Deadlocks are a classic (aka pain-in-the-butt) problem1 in concurrent computing. As distributed systems take over the world, developers will spend many hours debugging deadlock issues and businesses will throw millions into this kind of work whether they realise it or not.
I’ve heard people advocate for lockless data structures or some form of optimistic concurrency control. I’m personally in favour of such mechanisms too, where they are appropriate. The reasoning is that such systems are faster and allow us to do away with locks (but then you need to work with rollbacks and that’s not fun at all). However, this reasoning doesn’t always apply, so pessimistic concurrency control (i.e. using locks) isn’t going anywhere. Usually, optimistic concurrency control is beneficial only when there’s low contention for certain resources or data items, which is an assumption that can break down when there’s, for example, transactions that access disproportionately popular data items, or long-lived transactions2. Many of the systems we run today are also full of locks3, so we really can’t run from them.

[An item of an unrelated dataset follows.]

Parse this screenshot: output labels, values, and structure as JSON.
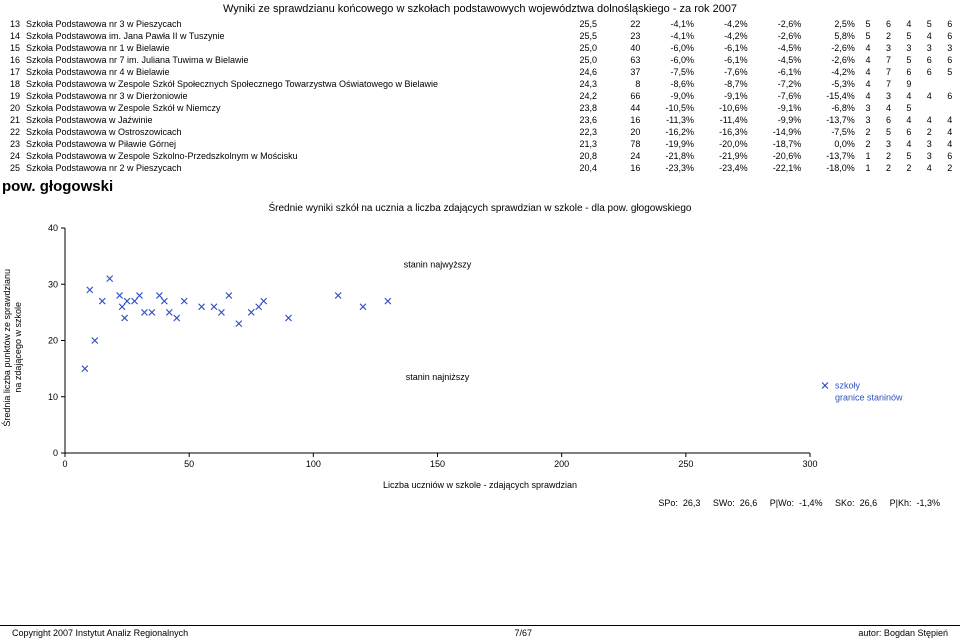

Given that pessimistic concurrency control remains both relevant and prevalent, we had students in CSCI1270 Database Management Systems implement fine-grained locking for B+ Trees and Hash Tables, and strict two-phase locking for data items. However, many folks ran into trouble with their databases stalling, and didn’t realise that these were caused by deadlock errors under the hood. After helping several students resolve these kinds of bugs, I wrote up a short primer on circular locking to explain the concept. Here’s a shortened and adapted version.
In large systems with many mutexes and spinlocks and other forms of concurrency control, we start to see something that we refer to as a lock hierarchy. For example, we might have the following call stack:
F(): lock A G(): lock B H(): lock C
(Read this as “function F locks mutex A, then recursively calls function G which locks mutex B, then recursively calls function H which locks mutex C”.)
In this case we have a lock hierarchy of A –> B –> C. In general, whenever we’re holding on to some mutex i and then grab mutex j, there is a lock hierarchy of i –> j.
Now imagine if we have some other function that makes the following calls:
J(): lock C K(): lock A
This call trace inverts the lock hierarchy and results in a circular lock dependency. i.e.
A –> B –> C –> A
This can easily result in a deadlock:
Thread0 Thread1 ---- ---- lock A lock B lock C lock A lock C *** DEADLOCK ***
So how was this all relevant to our database course? One place where this popped up was in the transaction manager that had three classes of locks: the transaction manager lock, transaction-specific locks, and a lock manager (that handles logical locks on data items) lock. Depending on each student’s implementation of the transaction manager, a lock hierarchy was inescapably established. When that happened, students had to ensure that they didn’t invert this hierarchy in other places of the code, because doing so would cause their program to deadlock with itself and stall.
Avoiding this kind of bug is not trivial, I’ve seen very senior software engineers commit lock inversion errors in large concurrent systems, and supporting infrastructure is sometimes needed to help catch these kind of mistakes. But hopefully this primer helps you reason about this class of errors, or at least have a gut feeling for when and where you might encounter a deadlock.
Why is this simply a ‘primer’?
The deadlock scenario described here is likely sufficient for anyone working above the operating system layer, but there are other ways that deadlocks can appear. With operating systems, we don’t just have to think in terms of concurrent threads of execution, we also have to think with portals: processes can go to sleep, and threads can be interrupted. Here’s one scary4, and very common5, example that I’ll leave to end off this post.
CPU0 ---- lock A <Interrupt> lock A *** DEADLOCK ***
- For the opportunistic programmer, this should start ringing bells because it means there’s a demand for engineers who are able and willing to deal with such kinds of problems.
- Google’s globally-distributed database Spanner implements a lock table because they have to deal with these kind of transactions.
- See the Linux Kernel
- Scary, because you need to be aware of all the contexts that a lock is used in. For example, if a lock is used in an interrupt, then all usage of the lock outside interrupts need to happen with interrupts disabled.
- I fixed this kind of bug in a number of places in the Linux Kernel, and it’s a well-documented class of deadlocks, if you doubt that it actually happens.